I feel ashamed of talking about my little handicaps because people will most likely eye me suspiciously and assume that I’m just trying to get away with responsibilities or work. I had a boyfriend who once suggested I was faking symptoms just to get attention and on another occasion he suggested I was using the disease as an excuse to get what I wanted. This kind of response makes ms patients feel isolated, insecure, misunderstood – and that’s hardly breaking news. If you research a little about multiple sclerosis, either online or the old-fashioned ways, you’ll find lots of people wrote about it.
For instance, Sandra Amor and Hans Van Noort wrote in their Multiple Sclerosis – The Facts that “symptoms may range from being almost unnoticeable to severe, and anything in between. In fact, quite a few people with MS do not show any clear signs of their condition at all to untrained eyes. Paradoxically, this in itself can be a cause of problems too. Family members and colleagues may sometimes think that complaints may be exaggerated, or even imaginary. Society can sometimes be quite impatient with people who need special attention but still appear to be largely okay from the outside, especially when they are young.” Allison Shadday adds in her MS and Your Feelings, “Unfortunately, society reinforces a stoic stance.
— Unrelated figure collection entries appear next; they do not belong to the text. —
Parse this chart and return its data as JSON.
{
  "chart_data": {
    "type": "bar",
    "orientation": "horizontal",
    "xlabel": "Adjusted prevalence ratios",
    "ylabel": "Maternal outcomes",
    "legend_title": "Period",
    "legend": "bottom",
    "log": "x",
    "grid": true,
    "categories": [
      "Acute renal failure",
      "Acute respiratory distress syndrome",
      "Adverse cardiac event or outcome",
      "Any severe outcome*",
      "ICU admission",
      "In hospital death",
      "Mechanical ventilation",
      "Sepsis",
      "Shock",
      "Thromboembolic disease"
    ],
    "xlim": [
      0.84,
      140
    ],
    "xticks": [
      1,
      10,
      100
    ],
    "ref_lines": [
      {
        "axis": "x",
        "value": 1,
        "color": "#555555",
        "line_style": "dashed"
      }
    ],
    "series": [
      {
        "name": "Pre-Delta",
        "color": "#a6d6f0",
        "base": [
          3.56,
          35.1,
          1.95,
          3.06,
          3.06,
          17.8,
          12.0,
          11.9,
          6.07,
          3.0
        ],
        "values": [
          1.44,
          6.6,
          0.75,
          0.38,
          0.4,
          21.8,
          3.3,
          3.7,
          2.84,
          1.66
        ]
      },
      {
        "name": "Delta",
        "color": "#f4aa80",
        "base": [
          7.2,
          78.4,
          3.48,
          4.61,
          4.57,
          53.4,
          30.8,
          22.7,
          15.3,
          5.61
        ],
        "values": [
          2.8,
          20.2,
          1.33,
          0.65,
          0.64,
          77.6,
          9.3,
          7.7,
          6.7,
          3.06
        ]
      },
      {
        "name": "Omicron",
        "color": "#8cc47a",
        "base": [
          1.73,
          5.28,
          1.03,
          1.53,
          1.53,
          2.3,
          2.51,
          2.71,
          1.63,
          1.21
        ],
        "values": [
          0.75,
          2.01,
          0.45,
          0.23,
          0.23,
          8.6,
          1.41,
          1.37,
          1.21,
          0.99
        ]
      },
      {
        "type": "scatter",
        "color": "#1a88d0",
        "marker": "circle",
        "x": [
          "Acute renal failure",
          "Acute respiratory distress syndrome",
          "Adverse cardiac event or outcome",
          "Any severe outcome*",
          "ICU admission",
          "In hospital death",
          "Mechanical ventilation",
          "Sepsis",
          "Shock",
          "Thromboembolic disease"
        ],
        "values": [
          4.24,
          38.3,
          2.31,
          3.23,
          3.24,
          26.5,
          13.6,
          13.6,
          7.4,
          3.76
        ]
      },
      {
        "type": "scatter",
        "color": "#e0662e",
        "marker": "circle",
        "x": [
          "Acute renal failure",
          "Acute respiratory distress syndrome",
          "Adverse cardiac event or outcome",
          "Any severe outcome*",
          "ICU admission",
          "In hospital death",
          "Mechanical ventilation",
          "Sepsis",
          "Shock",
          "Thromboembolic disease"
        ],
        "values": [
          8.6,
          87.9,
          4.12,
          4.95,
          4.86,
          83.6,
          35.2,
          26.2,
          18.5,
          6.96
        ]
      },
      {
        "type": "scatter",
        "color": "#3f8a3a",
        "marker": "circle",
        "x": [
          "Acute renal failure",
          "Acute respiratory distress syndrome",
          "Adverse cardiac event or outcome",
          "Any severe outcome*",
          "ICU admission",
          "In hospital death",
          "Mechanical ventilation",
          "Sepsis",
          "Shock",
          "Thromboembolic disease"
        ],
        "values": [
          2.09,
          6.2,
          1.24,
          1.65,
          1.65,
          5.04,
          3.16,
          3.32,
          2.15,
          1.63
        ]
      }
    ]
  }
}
We’re taught that it is better to keep our ‘complaints’ to ourselves. But the price we pay is isolation. Keeping up a good front inevitably makes us feel distant and misunderstood by others, rather than accepted and loved, as we so desire.”
But the truth is, most people don’t care enough to read or research. So when I found out about the Seeing MS project, I thought it was fantastic. The idea is to expose the invisible symptoms, by depicting them in an image. Nine photographers were invited to participate, and anyone else can submit their pictures as well. Where words fail, maybe images can help.